Your spouse is in pain beyond what you could ever imagine. They are hurting and embarrassed and have no idea when or if things will feel better. They have cried until they can't cry any more and you know it's all your fault. 

You will be watched closer and suspected more. Others have issues too. But they've never confessed or  been caught. And least yet. This bothers you but you are powerless to do anything about it.

You have learned that when you fuss about your circumstances or what you perceive as unfair, it just makes it seem like you are not repentant for what you did. This leads people to distrust you even more. Unfortunately you are not in a respected position to speak to issues of injustice or much anything else any more.

You want so badly for people to trust you again, to know you by your heart and not just by the last mistake you made.

You wonder if people still remember the good times, or any positive difference you made in their life.
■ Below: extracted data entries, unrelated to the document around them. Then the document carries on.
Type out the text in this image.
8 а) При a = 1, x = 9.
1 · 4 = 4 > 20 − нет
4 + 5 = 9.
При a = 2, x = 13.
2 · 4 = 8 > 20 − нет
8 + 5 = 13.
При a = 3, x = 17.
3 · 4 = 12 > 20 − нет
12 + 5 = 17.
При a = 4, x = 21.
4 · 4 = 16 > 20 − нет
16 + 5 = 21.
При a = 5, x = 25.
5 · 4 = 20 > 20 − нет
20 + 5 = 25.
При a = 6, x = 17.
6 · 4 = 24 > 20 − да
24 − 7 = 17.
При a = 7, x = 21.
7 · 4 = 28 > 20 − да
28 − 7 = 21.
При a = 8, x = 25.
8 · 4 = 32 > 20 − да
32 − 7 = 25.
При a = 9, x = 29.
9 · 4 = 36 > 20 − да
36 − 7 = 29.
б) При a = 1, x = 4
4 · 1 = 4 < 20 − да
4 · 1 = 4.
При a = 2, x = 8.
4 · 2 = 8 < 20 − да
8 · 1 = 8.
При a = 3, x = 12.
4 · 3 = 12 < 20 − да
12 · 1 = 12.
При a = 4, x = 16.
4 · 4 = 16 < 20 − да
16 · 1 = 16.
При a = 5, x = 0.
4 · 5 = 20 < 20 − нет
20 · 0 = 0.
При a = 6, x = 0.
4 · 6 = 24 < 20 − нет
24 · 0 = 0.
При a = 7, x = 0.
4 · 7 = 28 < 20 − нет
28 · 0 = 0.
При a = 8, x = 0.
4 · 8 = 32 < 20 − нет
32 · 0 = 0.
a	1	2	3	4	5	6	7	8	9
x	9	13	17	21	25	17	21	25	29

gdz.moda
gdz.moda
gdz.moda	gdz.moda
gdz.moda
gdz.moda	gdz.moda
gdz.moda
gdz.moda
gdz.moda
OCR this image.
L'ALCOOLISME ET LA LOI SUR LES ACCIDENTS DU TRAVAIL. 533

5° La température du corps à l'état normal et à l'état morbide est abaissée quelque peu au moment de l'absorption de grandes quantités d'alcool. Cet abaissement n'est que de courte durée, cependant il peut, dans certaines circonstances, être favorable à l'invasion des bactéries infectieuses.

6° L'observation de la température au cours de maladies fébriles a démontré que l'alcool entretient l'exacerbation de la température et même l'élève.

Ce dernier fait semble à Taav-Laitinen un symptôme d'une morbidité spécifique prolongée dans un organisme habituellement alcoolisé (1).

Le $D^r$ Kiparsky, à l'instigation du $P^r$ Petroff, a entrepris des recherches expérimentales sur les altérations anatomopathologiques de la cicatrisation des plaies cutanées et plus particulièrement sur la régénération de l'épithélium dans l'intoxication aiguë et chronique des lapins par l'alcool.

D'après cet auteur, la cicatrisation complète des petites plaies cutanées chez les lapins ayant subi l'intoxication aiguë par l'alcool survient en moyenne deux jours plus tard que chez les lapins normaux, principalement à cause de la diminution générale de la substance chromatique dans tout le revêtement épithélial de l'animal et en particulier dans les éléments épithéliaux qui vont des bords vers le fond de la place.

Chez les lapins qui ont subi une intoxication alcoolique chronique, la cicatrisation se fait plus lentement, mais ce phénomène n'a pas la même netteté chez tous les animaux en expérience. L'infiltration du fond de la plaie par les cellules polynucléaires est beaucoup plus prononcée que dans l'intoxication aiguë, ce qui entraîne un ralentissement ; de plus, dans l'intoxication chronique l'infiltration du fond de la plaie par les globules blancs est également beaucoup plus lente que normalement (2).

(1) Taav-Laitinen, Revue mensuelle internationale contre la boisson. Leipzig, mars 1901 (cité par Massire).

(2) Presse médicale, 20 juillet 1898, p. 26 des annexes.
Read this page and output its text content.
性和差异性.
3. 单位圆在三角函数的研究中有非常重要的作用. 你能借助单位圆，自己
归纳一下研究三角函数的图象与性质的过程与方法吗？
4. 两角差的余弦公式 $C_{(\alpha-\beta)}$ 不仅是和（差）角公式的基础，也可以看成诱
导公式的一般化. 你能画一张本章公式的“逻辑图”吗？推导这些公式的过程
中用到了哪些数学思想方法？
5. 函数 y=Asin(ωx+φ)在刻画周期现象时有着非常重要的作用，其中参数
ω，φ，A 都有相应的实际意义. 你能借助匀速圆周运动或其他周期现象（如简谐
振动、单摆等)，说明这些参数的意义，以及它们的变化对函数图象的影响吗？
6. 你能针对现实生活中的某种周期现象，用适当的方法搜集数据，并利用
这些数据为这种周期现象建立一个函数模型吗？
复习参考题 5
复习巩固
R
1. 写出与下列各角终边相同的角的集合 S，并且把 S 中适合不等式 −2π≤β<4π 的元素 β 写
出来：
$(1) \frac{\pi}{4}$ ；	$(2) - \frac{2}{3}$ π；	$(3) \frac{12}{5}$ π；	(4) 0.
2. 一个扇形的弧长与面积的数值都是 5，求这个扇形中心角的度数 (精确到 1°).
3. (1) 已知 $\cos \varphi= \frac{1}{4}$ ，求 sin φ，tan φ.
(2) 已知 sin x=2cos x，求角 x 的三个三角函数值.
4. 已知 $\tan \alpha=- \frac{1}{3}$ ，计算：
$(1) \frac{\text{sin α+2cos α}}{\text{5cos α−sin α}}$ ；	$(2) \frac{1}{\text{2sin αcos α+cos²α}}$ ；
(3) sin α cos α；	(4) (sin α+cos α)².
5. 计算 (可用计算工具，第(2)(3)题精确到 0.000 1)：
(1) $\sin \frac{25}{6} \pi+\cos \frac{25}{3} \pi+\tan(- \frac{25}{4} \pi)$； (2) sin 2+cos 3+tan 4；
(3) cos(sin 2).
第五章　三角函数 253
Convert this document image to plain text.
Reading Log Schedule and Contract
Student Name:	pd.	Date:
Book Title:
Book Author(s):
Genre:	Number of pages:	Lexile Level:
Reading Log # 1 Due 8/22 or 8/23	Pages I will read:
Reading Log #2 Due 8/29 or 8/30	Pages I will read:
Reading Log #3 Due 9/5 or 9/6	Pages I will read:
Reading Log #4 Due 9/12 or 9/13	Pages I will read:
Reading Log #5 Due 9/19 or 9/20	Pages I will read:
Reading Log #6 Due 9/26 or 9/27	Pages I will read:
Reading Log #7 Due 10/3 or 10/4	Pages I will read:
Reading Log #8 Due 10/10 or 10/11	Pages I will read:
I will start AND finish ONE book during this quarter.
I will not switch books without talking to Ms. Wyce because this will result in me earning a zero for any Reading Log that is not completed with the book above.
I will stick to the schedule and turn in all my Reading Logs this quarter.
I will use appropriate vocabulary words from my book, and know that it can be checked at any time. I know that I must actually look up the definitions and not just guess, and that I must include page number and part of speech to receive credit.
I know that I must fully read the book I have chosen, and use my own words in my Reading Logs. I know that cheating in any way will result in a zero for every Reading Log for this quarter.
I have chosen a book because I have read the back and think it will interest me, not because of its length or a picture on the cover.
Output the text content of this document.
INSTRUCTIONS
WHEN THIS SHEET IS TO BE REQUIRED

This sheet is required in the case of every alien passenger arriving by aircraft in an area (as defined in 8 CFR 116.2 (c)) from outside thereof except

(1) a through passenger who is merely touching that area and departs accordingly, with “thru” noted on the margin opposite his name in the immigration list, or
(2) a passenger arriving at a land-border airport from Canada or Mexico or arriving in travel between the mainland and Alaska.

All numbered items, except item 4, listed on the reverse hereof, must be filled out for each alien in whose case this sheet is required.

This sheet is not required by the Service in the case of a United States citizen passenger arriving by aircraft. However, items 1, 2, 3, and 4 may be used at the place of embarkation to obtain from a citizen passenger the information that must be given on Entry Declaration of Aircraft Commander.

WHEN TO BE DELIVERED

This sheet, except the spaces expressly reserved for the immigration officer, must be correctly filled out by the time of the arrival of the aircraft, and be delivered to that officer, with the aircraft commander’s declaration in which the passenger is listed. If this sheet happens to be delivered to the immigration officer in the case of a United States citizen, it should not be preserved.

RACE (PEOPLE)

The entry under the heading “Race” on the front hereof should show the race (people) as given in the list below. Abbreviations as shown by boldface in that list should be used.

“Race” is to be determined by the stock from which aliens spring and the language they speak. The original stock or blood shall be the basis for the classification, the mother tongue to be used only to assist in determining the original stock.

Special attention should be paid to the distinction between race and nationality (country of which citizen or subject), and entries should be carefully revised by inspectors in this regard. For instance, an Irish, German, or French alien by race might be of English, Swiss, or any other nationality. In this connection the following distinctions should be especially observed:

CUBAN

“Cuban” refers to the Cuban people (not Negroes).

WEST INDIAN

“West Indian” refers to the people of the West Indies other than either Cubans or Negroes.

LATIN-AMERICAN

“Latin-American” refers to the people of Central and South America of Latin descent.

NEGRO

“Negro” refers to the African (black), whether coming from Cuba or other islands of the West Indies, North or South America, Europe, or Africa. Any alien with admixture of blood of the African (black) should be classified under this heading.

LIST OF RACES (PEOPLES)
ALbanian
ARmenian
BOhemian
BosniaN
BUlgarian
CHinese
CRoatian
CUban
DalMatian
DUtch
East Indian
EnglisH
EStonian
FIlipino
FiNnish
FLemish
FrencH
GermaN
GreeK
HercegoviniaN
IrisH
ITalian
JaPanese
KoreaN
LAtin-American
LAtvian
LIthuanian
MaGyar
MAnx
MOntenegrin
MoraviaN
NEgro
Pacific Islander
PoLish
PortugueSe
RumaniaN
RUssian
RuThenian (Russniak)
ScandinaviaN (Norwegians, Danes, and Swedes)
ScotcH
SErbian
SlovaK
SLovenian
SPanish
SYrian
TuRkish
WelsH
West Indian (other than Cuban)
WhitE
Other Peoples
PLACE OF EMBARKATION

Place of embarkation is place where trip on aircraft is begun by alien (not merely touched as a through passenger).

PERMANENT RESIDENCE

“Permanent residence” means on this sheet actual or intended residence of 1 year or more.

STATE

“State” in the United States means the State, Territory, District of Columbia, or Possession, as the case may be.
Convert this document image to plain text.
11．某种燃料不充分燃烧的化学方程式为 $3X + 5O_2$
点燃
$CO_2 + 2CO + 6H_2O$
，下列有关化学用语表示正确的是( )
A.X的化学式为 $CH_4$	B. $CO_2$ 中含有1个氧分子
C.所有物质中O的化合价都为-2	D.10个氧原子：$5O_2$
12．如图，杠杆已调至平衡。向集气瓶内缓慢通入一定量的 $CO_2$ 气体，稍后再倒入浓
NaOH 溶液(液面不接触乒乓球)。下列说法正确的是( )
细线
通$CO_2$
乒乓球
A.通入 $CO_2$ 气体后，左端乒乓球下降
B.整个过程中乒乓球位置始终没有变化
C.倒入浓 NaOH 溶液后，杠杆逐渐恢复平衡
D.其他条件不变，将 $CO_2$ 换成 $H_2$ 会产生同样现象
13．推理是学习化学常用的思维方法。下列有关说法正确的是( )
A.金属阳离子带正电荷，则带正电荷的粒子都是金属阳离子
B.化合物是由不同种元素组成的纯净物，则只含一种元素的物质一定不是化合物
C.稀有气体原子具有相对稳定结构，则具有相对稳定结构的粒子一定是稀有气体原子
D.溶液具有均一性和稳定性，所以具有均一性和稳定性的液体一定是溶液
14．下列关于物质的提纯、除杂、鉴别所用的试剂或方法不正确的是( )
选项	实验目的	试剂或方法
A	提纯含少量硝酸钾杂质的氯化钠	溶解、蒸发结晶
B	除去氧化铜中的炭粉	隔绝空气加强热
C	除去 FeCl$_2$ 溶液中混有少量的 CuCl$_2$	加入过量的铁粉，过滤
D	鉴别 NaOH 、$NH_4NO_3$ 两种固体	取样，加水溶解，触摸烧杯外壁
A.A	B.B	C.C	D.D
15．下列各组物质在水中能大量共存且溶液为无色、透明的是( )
There will be countless casualties with people who looked to you as their leader. Some will be disillusioned and fall away. You will bear responsibility for them, as an overseer is held to greater account. You bear responsibility, even if you make a comeback.

Speaking of comebacks, there are always exceptions but rare is the comeback that's equal to or greater than the level from which a person came. We all cite the example of King David in the bible. David-style comebacks do happen but unfortunately we rarely see this. Most are a shadow of what they were before the fall.


You look at all the messed up, fallen people in the bible who were subsequently greatly used and you  wonder why it doesn't seem to translate to the church and ministry world.  You have a burden to speak to this, but now lack a platform to do so.

Frustration is your  middle name since the fall.

You are thinking about going back to school to be trained to do something else with your life. But you are facing the issue of where to work in the meantime and how to pay the bills.

When you talk to people you meet for the first time and introduce yourself, you wonder if they know, or if they heard. Are they meeting you with any preconceived ideas, or is this a fresh start? You wonder if there is such a thing as a fresh start.

You need deliverance from your own weaknesses but now have to add forgiveness to your list of things to work through, for all those who have hurt you through what is the most painful transition of your life.

You wish somebody, anybody, would have told  you that it was going to be this hard.

You grieve the loss of your former life as you knew it.

You wish you could go back in time but you can't.

You feel so far away from God -- but He hasn't moved. 

There are the "superstars" of ministry, the mavericks and independents that stay in position and in the limelight after failures, at least for a season. But most ministers aren't superstars and if they are connected to any type of accountability structure, all of the above and more typically takes place.

Some mistakes are more costly than others.


Is what you're thinking about doing worth it?